An American woman who was told she would suffer a miscarriage says she was left ashamed and humiliated after a pharmacist allegedly denied her a pill to end her pregnancy on moral grounds. "Maybe educate the pharmacist on how to better handle situations like this where their beliefs aren't compromised and the customer can still get what they need", she said.
"I think her personal facts, which are highly sympathetic, was that she wanted to make him understand she was not there for some frivolous reason", Klieman said Monday on "CBS This Morning". "This is something I have zero control over", wrote Arteaga in a Facebook post.
"[The pharmacist] has no idea what its (sic) like to want nothing more than to carry a child to full term and be unable to do so". The pregnancy would end with a miscarriage - a pain Arteaga has faced before.
Nine weeks into her pregnancy, Nicole Arteaga got distressing news from her doctor: There was no fetal heartbeat and the pregnancy would end in a miscarriage. "I share this story because I wish no other women have to go thru something like this at time when you are vulnerable and already suffering".
After leaving the store, Arteaga received an email notification that her prescription was ready at another location.
Arteaga first shared her frustrations online Thursday night by writing a review for the Walgreens pharmacy on Yelp.
Walgreens said that the company policy actually allows pharmacists to step away from filling prescriptions for which they have personal objection.
But it said: "It's important to note in that situation, the pharmacist also is required to refer the prescription to another pharmacist or manager on duty to meet the patient's needs in a timely manner". "I was seeking help for the medication I needed and he refused".
Arteaga says she has contacted the store manager, Walgreens' corporate office, and has filed a complaint with the Arizona Board of Pharmacy. She says she was left humiliated.
Walgreens' policy lines up with an Arizona state law that similarly allows a pharmacy, hospital or health professional not to participate in providing abortion medication, emergency contraception or any medication or device that would prevent fertilization.
She said the reactions validated her beliefs that she had been wronged.

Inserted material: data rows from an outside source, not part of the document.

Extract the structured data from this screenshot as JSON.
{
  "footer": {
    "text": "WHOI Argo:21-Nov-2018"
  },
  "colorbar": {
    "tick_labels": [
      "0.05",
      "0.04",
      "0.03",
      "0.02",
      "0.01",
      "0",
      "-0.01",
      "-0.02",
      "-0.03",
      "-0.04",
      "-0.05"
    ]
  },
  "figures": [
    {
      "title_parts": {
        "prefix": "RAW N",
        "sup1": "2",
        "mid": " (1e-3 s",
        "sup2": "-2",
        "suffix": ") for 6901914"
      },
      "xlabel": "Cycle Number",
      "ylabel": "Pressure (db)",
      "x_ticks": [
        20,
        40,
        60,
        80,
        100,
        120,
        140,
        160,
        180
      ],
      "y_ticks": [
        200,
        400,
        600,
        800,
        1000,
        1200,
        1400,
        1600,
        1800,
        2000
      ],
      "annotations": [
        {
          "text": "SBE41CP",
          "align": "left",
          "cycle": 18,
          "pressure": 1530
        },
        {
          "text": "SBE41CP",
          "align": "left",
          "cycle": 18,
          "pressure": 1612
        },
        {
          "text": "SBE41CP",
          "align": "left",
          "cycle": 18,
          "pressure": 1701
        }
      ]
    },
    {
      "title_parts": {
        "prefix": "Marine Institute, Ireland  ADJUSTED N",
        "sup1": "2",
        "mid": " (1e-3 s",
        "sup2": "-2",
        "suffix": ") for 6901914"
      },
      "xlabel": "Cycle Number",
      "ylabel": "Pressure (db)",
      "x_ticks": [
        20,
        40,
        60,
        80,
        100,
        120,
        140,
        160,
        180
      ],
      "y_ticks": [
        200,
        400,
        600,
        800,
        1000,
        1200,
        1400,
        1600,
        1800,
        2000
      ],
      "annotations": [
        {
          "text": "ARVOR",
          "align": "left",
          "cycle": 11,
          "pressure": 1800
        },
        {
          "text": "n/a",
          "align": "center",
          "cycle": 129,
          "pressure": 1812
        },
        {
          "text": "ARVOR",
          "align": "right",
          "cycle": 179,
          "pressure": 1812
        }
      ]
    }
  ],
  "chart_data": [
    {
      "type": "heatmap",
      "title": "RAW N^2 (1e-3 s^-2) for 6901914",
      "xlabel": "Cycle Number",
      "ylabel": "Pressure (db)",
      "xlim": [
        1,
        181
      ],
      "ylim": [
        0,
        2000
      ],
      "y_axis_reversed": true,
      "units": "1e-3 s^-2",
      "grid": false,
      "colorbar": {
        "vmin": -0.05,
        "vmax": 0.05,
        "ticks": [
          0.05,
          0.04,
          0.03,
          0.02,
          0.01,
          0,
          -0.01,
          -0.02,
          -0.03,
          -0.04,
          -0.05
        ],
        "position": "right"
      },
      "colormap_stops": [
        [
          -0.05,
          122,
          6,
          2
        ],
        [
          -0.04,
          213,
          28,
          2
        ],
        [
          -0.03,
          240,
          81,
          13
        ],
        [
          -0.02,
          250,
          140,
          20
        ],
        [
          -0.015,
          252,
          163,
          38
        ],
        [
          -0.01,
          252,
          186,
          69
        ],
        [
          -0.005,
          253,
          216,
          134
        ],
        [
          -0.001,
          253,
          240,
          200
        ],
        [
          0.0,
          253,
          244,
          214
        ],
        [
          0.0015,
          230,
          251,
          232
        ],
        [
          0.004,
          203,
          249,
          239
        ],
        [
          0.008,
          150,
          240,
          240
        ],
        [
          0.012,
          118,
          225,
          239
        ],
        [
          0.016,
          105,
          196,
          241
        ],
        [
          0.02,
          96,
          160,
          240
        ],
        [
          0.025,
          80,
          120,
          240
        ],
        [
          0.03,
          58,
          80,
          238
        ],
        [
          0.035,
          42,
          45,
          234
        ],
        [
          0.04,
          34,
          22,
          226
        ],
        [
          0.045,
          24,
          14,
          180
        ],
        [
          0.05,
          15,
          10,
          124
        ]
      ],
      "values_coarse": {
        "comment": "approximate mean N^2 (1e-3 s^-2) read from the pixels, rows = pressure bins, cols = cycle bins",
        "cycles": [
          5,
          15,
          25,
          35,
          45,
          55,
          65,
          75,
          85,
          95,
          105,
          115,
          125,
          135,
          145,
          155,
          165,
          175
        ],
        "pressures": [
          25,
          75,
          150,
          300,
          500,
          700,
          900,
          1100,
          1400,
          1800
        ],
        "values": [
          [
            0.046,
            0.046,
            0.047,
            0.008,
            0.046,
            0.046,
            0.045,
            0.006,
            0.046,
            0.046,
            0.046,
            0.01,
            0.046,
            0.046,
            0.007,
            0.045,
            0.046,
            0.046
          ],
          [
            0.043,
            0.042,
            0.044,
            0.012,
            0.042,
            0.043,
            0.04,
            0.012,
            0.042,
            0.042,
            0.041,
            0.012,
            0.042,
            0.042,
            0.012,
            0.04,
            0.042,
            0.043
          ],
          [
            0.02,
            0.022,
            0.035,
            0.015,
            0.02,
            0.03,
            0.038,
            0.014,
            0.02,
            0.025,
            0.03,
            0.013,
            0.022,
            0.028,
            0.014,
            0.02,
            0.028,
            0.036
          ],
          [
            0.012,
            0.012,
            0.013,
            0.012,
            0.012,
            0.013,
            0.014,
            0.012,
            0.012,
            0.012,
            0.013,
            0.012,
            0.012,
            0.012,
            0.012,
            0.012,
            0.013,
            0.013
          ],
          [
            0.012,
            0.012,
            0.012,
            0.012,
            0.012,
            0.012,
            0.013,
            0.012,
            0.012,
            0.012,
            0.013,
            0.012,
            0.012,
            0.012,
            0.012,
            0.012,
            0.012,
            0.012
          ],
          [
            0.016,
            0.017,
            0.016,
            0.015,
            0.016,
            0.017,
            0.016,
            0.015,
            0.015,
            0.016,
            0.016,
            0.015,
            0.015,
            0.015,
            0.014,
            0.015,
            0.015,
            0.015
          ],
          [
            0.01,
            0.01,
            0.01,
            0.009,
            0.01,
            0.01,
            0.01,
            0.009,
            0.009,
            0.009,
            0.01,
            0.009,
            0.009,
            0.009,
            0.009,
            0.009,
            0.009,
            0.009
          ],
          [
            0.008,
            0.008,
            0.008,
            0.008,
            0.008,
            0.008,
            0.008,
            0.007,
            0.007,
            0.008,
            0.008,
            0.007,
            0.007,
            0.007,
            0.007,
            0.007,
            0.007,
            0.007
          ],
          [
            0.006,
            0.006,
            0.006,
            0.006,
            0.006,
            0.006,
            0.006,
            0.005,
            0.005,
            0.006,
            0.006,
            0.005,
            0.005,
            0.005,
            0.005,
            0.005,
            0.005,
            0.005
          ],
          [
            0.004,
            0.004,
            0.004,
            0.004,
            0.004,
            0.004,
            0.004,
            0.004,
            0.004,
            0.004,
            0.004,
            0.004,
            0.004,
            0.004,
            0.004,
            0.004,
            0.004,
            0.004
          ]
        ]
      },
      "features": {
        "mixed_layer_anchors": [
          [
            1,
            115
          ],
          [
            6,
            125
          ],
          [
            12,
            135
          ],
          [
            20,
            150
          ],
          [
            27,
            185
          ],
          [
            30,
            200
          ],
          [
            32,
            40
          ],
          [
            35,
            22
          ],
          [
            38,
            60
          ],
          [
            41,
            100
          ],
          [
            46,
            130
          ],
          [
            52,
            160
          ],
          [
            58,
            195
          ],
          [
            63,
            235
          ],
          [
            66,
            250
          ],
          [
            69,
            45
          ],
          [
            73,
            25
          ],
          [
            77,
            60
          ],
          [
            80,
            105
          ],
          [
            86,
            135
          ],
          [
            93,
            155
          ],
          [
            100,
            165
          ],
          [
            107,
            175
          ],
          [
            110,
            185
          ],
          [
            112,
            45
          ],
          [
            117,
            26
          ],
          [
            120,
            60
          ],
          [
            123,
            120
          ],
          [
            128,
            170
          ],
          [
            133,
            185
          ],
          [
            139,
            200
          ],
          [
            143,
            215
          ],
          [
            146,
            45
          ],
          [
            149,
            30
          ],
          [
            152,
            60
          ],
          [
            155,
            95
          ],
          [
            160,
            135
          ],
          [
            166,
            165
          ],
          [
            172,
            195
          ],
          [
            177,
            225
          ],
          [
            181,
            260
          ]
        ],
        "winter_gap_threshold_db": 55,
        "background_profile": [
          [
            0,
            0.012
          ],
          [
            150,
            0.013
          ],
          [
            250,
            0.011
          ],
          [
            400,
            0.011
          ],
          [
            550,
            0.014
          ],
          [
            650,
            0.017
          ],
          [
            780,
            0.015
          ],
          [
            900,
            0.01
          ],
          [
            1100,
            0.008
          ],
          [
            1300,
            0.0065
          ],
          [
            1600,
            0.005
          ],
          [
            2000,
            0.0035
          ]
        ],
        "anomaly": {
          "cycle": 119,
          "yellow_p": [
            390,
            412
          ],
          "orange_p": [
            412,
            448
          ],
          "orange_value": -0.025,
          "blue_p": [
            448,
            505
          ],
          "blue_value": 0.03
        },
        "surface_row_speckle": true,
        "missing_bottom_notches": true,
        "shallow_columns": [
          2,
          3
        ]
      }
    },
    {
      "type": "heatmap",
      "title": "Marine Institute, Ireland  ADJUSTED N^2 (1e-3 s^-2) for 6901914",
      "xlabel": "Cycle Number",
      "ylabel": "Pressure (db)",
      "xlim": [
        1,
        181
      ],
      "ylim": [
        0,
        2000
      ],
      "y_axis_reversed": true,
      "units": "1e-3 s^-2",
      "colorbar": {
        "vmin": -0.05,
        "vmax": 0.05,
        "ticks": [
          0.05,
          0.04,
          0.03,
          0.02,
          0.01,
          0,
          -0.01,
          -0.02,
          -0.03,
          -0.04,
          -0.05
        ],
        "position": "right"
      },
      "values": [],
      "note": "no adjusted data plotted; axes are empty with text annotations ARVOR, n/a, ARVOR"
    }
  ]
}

"The pharmacist now has the exclusive right to determine whether or not they want to dispense prescriptions". At the Walgreens, Arteaga was then told by the pharmacist that he would not give her the medication because of his ethical beliefs. They told us they are now looking into her case. It is one of only six states to have that law, according to the National Conference of State Legislatures.
These "pharmacist conscience clauses" aren't limited to Arizona. She said she opposed Arizona's "right to refuse" law when it passed in 2012, and she's been trying to repeal it since.
On Twitter, a user asked Walgreens Saturday: "What is your policy regarding dispensing prescribed medication?"
The pharmacy isn't required to refer or transfer any refused prescriptions. "What I have inside of me is an undeveloped baby", she remembers telling the pharmacist, to no avail.
"A pharmacy must treat each customer with respect and dignity, make good faith efforts not to embarrass or demean the customer and attempt to ensure a seamless delivery of prescription services." the law states.